The team found that disruptions in proteostasis—the balance of protein synthesis and degradation—are central to the aging process in brain cells. These disruptions can lead to harmful protein aggregation, which is linked to several neurodegenerative conditions. According to Judith Frydman, Donald Kennedy Chair in the School of Humanities and Sciences at Stanford and senior author of the study, “We know that many processes become more dysfunctional with aging, but we really don’t understand the fundamental molecular principles of why we age. Our new study begins to provide a mechanistic explanation for a phenomenon widely seen during aging, which is increased aggregation and dysfunction in the processes that make proteins.”
The use of killifish allowed researchers to observe accelerated aging processes more quickly than would be possible with longer-lived animals like mice. By comparing young, adult, and old fish brains, they examined amino acid concentrations and levels of transfer RNA (tRNA), messenger RNA (mRNA), and proteins.
Frydman’s lab had previously studied proteostasis using simpler organisms such as yeast and roundworms. The current findings show similar mechanisms are present in more complex vertebrates like killifish—and likely humans as well. “With aging, problems mysteriously emerge at many levels – at the mechanistic, cellular, and organ level – but one commonality is that all those processes are mediated by proteins,” Frydman said. “This study confirms that during aging, the central machinery that makes proteins starts to have quality problems.”
Researchers pinpointed translation elongation—a step where ribosomes synthesize proteins from mRNA—as a critical point where dysfunction occurs with age. In older fish brains, ribosomes were observed colliding or stalling on mRNA strands; this impaired process resulted in lower protein production and increased aggregation.
Jae Ho Lee, co-lead author who worked on this project while at Stanford before joining Stony Brook University as an assistant professor noted: “Our results show that changes in the speed of ribosome movement along the mRNA can have a profound impact on protein homeostasis – and highlight the essential nature of ‘regulated’ translation elongation speed of different mRNAs in the context of aging.”
The study also offers an explanation for “protein-transcript decoupling,” where changes in mRNA levels no longer match changes in corresponding protein levels among aged individuals—a hallmark observed across species including humans. Many affected proteins are involved with genome maintenance; thus these observations may clarify why such functions decline over time.
“Showing that the process of protein production loses fidelity with aging provides a kind of underlying rationale for why all these other processes start to malfunction with age,” said Frydman. “And, of course, the key to solving a problem is to understand why it’s gone wrong. Otherwise you’re just fumbling in the dark.”

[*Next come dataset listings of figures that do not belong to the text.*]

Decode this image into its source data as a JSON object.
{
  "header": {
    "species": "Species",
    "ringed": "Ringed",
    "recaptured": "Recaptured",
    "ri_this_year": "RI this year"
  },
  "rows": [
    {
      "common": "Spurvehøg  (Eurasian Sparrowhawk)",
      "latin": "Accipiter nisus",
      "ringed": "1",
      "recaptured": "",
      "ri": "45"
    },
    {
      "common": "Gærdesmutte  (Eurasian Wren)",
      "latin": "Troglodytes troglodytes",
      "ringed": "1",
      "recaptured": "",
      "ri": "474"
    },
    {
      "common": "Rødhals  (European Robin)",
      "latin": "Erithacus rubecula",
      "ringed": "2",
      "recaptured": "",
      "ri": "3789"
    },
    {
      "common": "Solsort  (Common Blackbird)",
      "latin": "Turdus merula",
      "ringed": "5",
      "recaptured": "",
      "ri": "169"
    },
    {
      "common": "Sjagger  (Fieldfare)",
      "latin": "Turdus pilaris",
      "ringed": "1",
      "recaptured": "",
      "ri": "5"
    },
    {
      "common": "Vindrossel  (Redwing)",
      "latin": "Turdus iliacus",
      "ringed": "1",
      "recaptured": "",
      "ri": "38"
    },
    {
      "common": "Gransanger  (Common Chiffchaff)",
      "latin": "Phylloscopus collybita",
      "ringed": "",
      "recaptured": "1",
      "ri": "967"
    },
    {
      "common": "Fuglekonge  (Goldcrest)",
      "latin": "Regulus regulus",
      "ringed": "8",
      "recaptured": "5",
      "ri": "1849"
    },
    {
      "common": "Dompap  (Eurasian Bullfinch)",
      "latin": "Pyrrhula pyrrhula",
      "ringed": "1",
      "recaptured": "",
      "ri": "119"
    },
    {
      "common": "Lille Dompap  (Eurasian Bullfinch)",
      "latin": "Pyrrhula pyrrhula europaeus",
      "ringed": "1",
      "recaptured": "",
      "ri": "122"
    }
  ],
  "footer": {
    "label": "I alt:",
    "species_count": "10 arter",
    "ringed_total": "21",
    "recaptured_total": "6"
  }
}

Looking ahead, researchers plan further studies into how ribosome dysfunction could contribute directly to human neurodegenerative disorders and whether improving translation efficiency or ribosome quality control might help restore proteostasis or slow cognitive decline.
“This work provides new insights on protein biogenesis, function, and homeostasis in general as well as a new potential target for intervention for aging-associated diseases,” Lee added.

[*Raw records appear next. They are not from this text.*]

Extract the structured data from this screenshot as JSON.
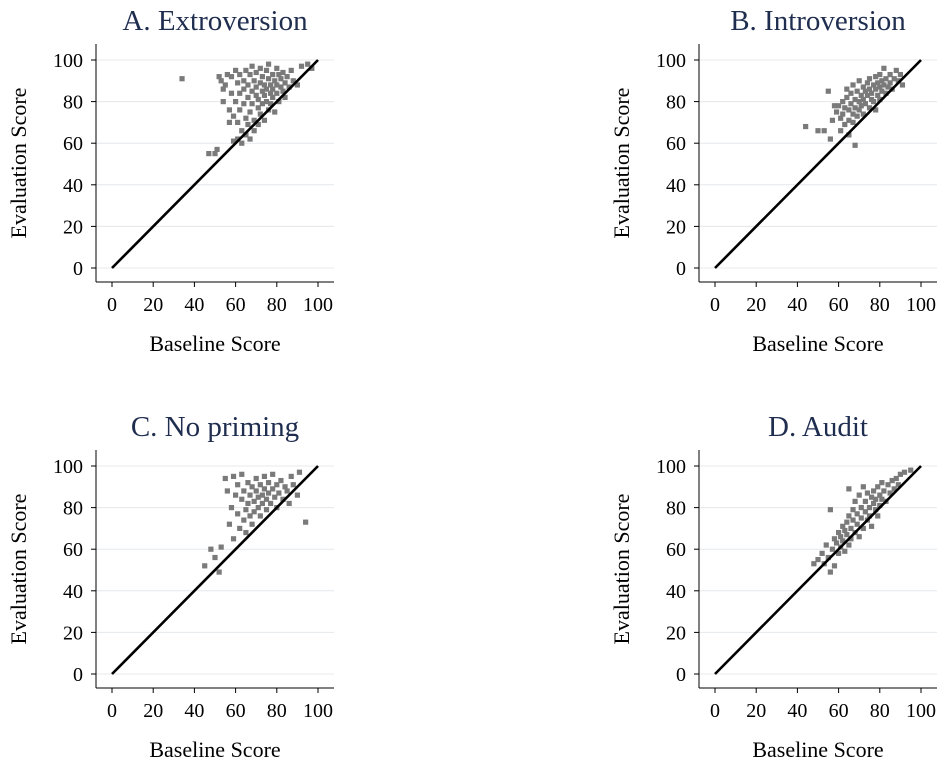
{
  "chart_data": [
    {
      "type": "scatter",
      "title": "A. Extroversion",
      "xlabel": "Baseline Score",
      "ylabel": "Evaluation Score",
      "xlim": [
        0,
        100
      ],
      "ylim": [
        0,
        100
      ],
      "xticks": [
        0,
        20,
        40,
        60,
        80,
        100
      ],
      "yticks": [
        0,
        20,
        40,
        60,
        80,
        100
      ],
      "grid": true,
      "reference_line": {
        "from": [
          0,
          0
        ],
        "to": [
          100,
          100
        ]
      },
      "points": [
        [
          34,
          91
        ],
        [
          47,
          55
        ],
        [
          50,
          55
        ],
        [
          51,
          57
        ],
        [
          52,
          92
        ],
        [
          53,
          90
        ],
        [
          54,
          86
        ],
        [
          54,
          80
        ],
        [
          55,
          88
        ],
        [
          56,
          93
        ],
        [
          57,
          70
        ],
        [
          57,
          76
        ],
        [
          58,
          92
        ],
        [
          58,
          84
        ],
        [
          59,
          61
        ],
        [
          59,
          73
        ],
        [
          60,
          80
        ],
        [
          60,
          95
        ],
        [
          61,
          62
        ],
        [
          61,
          70
        ],
        [
          61,
          89
        ],
        [
          62,
          84
        ],
        [
          62,
          76
        ],
        [
          62,
          93
        ],
        [
          63,
          66
        ],
        [
          63,
          60
        ],
        [
          64,
          86
        ],
        [
          64,
          79
        ],
        [
          64,
          90
        ],
        [
          65,
          72
        ],
        [
          65,
          64
        ],
        [
          65,
          95
        ],
        [
          66,
          82
        ],
        [
          66,
          88
        ],
        [
          66,
          69
        ],
        [
          67,
          75
        ],
        [
          67,
          93
        ],
        [
          67,
          62
        ],
        [
          68,
          85
        ],
        [
          68,
          79
        ],
        [
          68,
          97
        ],
        [
          69,
          90
        ],
        [
          69,
          71
        ],
        [
          69,
          66
        ],
        [
          70,
          83
        ],
        [
          70,
          87
        ],
        [
          70,
          94
        ],
        [
          71,
          77
        ],
        [
          71,
          81
        ],
        [
          71,
          69
        ],
        [
          72,
          89
        ],
        [
          72,
          96
        ],
        [
          72,
          74
        ],
        [
          73,
          85
        ],
        [
          73,
          79
        ],
        [
          73,
          92
        ],
        [
          74,
          83
        ],
        [
          74,
          88
        ],
        [
          74,
          71
        ],
        [
          75,
          95
        ],
        [
          75,
          80
        ],
        [
          75,
          86
        ],
        [
          76,
          91
        ],
        [
          76,
          76
        ],
        [
          76,
          98
        ],
        [
          77,
          84
        ],
        [
          77,
          88
        ],
        [
          77,
          79
        ],
        [
          78,
          93
        ],
        [
          78,
          82
        ],
        [
          78,
          86
        ],
        [
          79,
          90
        ],
        [
          79,
          75
        ],
        [
          80,
          96
        ],
        [
          80,
          84
        ],
        [
          80,
          88
        ],
        [
          81,
          80
        ],
        [
          81,
          93
        ],
        [
          82,
          87
        ],
        [
          82,
          91
        ],
        [
          83,
          85
        ],
        [
          83,
          94
        ],
        [
          84,
          82
        ],
        [
          84,
          89
        ],
        [
          85,
          92
        ],
        [
          86,
          87
        ],
        [
          87,
          95
        ],
        [
          88,
          90
        ],
        [
          90,
          88
        ],
        [
          92,
          97
        ],
        [
          95,
          98
        ],
        [
          97,
          96
        ]
      ]
    },
    {
      "type": "scatter",
      "title": "B. Introversion",
      "xlabel": "Baseline Score",
      "ylabel": "Evaluation Score",
      "xlim": [
        0,
        100
      ],
      "ylim": [
        0,
        100
      ],
      "xticks": [
        0,
        20,
        40,
        60,
        80,
        100
      ],
      "yticks": [
        0,
        20,
        40,
        60,
        80,
        100
      ],
      "grid": true,
      "reference_line": {
        "from": [
          0,
          0
        ],
        "to": [
          100,
          100
        ]
      },
      "points": [
        [
          44,
          68
        ],
        [
          50,
          66
        ],
        [
          53,
          66
        ],
        [
          55,
          85
        ],
        [
          56,
          62
        ],
        [
          57,
          71
        ],
        [
          58,
          78
        ],
        [
          59,
          75
        ],
        [
          60,
          78
        ],
        [
          61,
          72
        ],
        [
          61,
          66
        ],
        [
          62,
          74
        ],
        [
          62,
          80
        ],
        [
          63,
          77
        ],
        [
          63,
          69
        ],
        [
          64,
          82
        ],
        [
          64,
          86
        ],
        [
          65,
          71
        ],
        [
          65,
          76
        ],
        [
          65,
          64
        ],
        [
          66,
          79
        ],
        [
          66,
          84
        ],
        [
          67,
          74
        ],
        [
          67,
          88
        ],
        [
          67,
          70
        ],
        [
          68,
          81
        ],
        [
          68,
          77
        ],
        [
          68,
          59
        ],
        [
          69,
          85
        ],
        [
          69,
          73
        ],
        [
          70,
          80
        ],
        [
          70,
          76
        ],
        [
          70,
          90
        ],
        [
          71,
          83
        ],
        [
          71,
          78
        ],
        [
          72,
          87
        ],
        [
          72,
          81
        ],
        [
          72,
          74
        ],
        [
          73,
          85
        ],
        [
          73,
          79
        ],
        [
          74,
          89
        ],
        [
          74,
          83
        ],
        [
          75,
          77
        ],
        [
          75,
          86
        ],
        [
          75,
          91
        ],
        [
          76,
          81
        ],
        [
          76,
          84
        ],
        [
          77,
          88
        ],
        [
          77,
          80
        ],
        [
          78,
          86
        ],
        [
          78,
          92
        ],
        [
          78,
          76
        ],
        [
          79,
          83
        ],
        [
          79,
          89
        ],
        [
          80,
          87
        ],
        [
          80,
          93
        ],
        [
          80,
          81
        ],
        [
          81,
          85
        ],
        [
          81,
          90
        ],
        [
          82,
          88
        ],
        [
          82,
          96
        ],
        [
          83,
          84
        ],
        [
          83,
          91
        ],
        [
          84,
          87
        ],
        [
          85,
          93
        ],
        [
          85,
          89
        ],
        [
          86,
          86
        ],
        [
          87,
          91
        ],
        [
          88,
          95
        ],
        [
          89,
          90
        ],
        [
          90,
          93
        ],
        [
          91,
          88
        ]
      ]
    },
    {
      "type": "scatter",
      "title": "C. No priming",
      "xlabel": "Baseline Score",
      "ylabel": "Evaluation Score",
      "xlim": [
        0,
        100
      ],
      "ylim": [
        0,
        100
      ],
      "xticks": [
        0,
        20,
        40,
        60,
        80,
        100
      ],
      "yticks": [
        0,
        20,
        40,
        60,
        80,
        100
      ],
      "grid": true,
      "reference_line": {
        "from": [
          0,
          0
        ],
        "to": [
          100,
          100
        ]
      },
      "points": [
        [
          45,
          52
        ],
        [
          48,
          60
        ],
        [
          50,
          56
        ],
        [
          52,
          49
        ],
        [
          53,
          61
        ],
        [
          55,
          94
        ],
        [
          56,
          88
        ],
        [
          57,
          72
        ],
        [
          58,
          80
        ],
        [
          59,
          65
        ],
        [
          59,
          95
        ],
        [
          60,
          86
        ],
        [
          61,
          77
        ],
        [
          61,
          91
        ],
        [
          62,
          70
        ],
        [
          63,
          84
        ],
        [
          63,
          96
        ],
        [
          64,
          74
        ],
        [
          64,
          88
        ],
        [
          65,
          79
        ],
        [
          65,
          68
        ],
        [
          66,
          92
        ],
        [
          66,
          82
        ],
        [
          67,
          86
        ],
        [
          67,
          76
        ],
        [
          68,
          90
        ],
        [
          68,
          72
        ],
        [
          69,
          83
        ],
        [
          69,
          78
        ],
        [
          70,
          88
        ],
        [
          70,
          94
        ],
        [
          71,
          80
        ],
        [
          71,
          85
        ],
        [
          72,
          91
        ],
        [
          72,
          76
        ],
        [
          73,
          86
        ],
        [
          73,
          82
        ],
        [
          74,
          89
        ],
        [
          74,
          95
        ],
        [
          75,
          84
        ],
        [
          75,
          79
        ],
        [
          76,
          92
        ],
        [
          76,
          87
        ],
        [
          77,
          82
        ],
        [
          78,
          96
        ],
        [
          78,
          89
        ],
        [
          79,
          85
        ],
        [
          80,
          91
        ],
        [
          80,
          80
        ],
        [
          81,
          87
        ],
        [
          82,
          93
        ],
        [
          83,
          84
        ],
        [
          84,
          90
        ],
        [
          85,
          88
        ],
        [
          86,
          82
        ],
        [
          87,
          95
        ],
        [
          88,
          91
        ],
        [
          90,
          86
        ],
        [
          91,
          97
        ],
        [
          94,
          73
        ]
      ]
    },
    {
      "type": "scatter",
      "title": "D. Audit",
      "xlabel": "Baseline Score",
      "ylabel": "Evaluation Score",
      "xlim": [
        0,
        100
      ],
      "ylim": [
        0,
        100
      ],
      "xticks": [
        0,
        20,
        40,
        60,
        80,
        100
      ],
      "yticks": [
        0,
        20,
        40,
        60,
        80,
        100
      ],
      "grid": true,
      "reference_line": {
        "from": [
          0,
          0
        ],
        "to": [
          100,
          100
        ]
      },
      "points": [
        [
          48,
          53
        ],
        [
          50,
          55
        ],
        [
          52,
          58
        ],
        [
          53,
          53
        ],
        [
          54,
          62
        ],
        [
          55,
          56
        ],
        [
          56,
          49
        ],
        [
          56,
          79
        ],
        [
          57,
          60
        ],
        [
          58,
          65
        ],
        [
          58,
          52
        ],
        [
          59,
          63
        ],
        [
          60,
          58
        ],
        [
          60,
          68
        ],
        [
          61,
          66
        ],
        [
          61,
          61
        ],
        [
          62,
          71
        ],
        [
          62,
          64
        ],
        [
          63,
          69
        ],
        [
          63,
          59
        ],
        [
          64,
          73
        ],
        [
          64,
          67
        ],
        [
          65,
          62
        ],
        [
          65,
          76
        ],
        [
          65,
          89
        ],
        [
          66,
          70
        ],
        [
          66,
          65
        ],
        [
          67,
          74
        ],
        [
          67,
          79
        ],
        [
          68,
          68
        ],
        [
          68,
          83
        ],
        [
          69,
          72
        ],
        [
          69,
          77
        ],
        [
          70,
          66
        ],
        [
          70,
          86
        ],
        [
          71,
          75
        ],
        [
          71,
          80
        ],
        [
          72,
          70
        ],
        [
          72,
          90
        ],
        [
          73,
          78
        ],
        [
          73,
          83
        ],
        [
          74,
          74
        ],
        [
          74,
          87
        ],
        [
          75,
          80
        ],
        [
          75,
          76
        ],
        [
          76,
          85
        ],
        [
          76,
          71
        ],
        [
          77,
          82
        ],
        [
          77,
          88
        ],
        [
          78,
          79
        ],
        [
          78,
          84
        ],
        [
          79,
          90
        ],
        [
          79,
          76
        ],
        [
          80,
          86
        ],
        [
          80,
          81
        ],
        [
          81,
          92
        ],
        [
          81,
          84
        ],
        [
          82,
          88
        ],
        [
          83,
          83
        ],
        [
          84,
          91
        ],
        [
          85,
          87
        ],
        [
          86,
          93
        ],
        [
          87,
          89
        ],
        [
          88,
          94
        ],
        [
          89,
          91
        ],
        [
          90,
          96
        ],
        [
          92,
          97
        ],
        [
          95,
          98
        ]
      ]
    }
  ]
}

Frydman holds appointments across multiple Stanford units including Bio-X; Cancer Institute; Wu Tsai Neurosciences Institute; Sarafan ChEM-H; she also co-directs Stanford’s Paul F. Glenn Center for Biology of Aging Research.

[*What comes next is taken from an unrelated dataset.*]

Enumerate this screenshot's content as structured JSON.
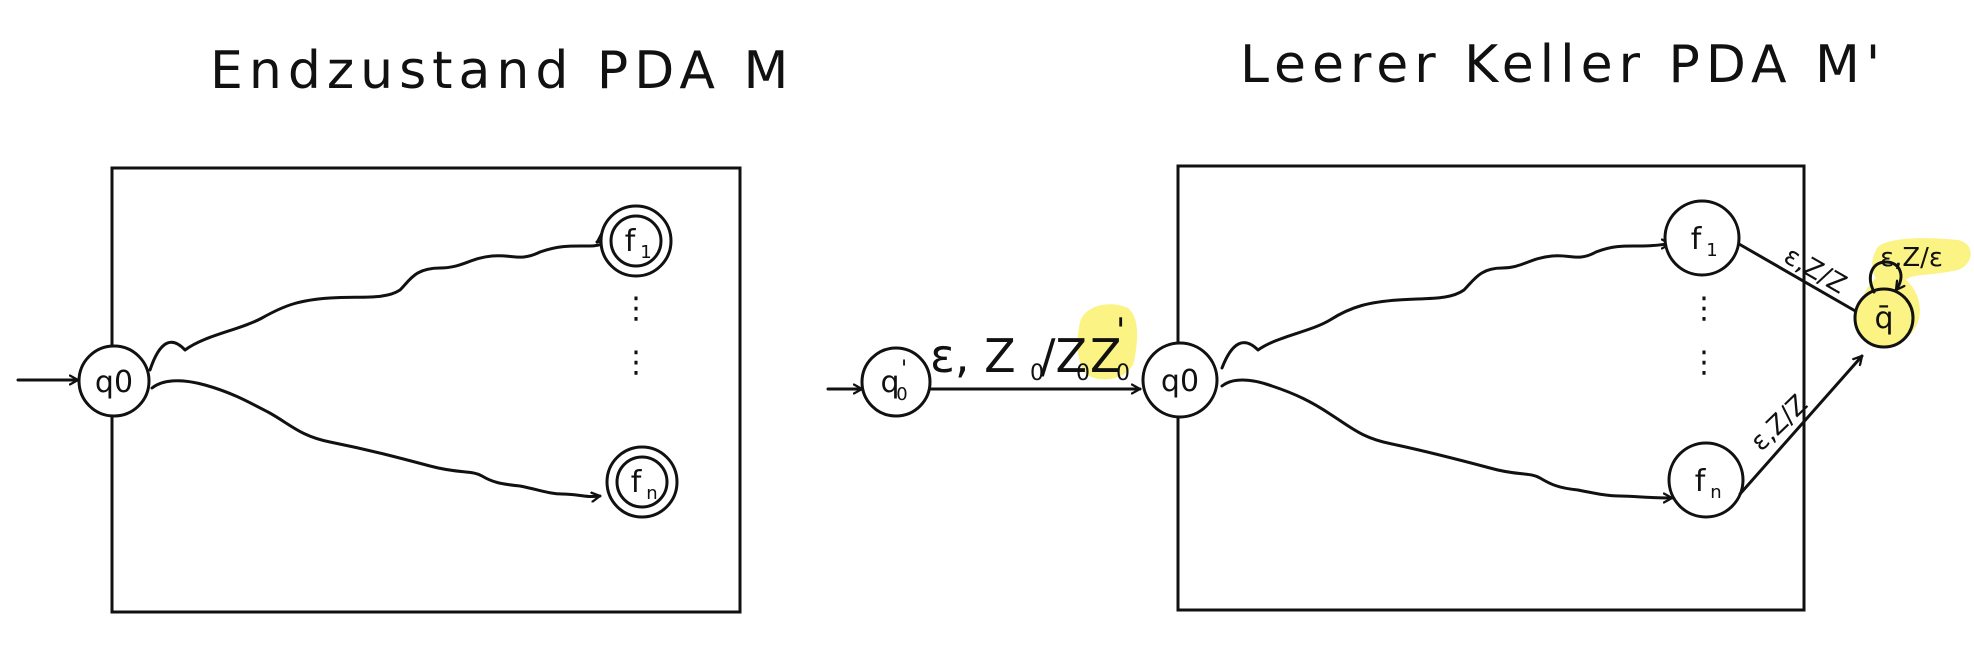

Additional collaborators came from institutions across Germany (including Fritz Lipmann Institute [FLI], Max Planck Institute), Italy (Stazione Zoologica Anton Dohrn), UK (University of Cambridge), among others. Funding sources included organizations such as FLI Proteomics Core Facilities; National Institutes of Health; Chan Zuckerberg Initiative Neurodegeneration Challenge Network; European Research Council; UK Medical Research Council; Next Generation EU programs; German Research Council through ProMoAge Training Group; Else Kröner Fresenius Stiftung; Max Planck Society.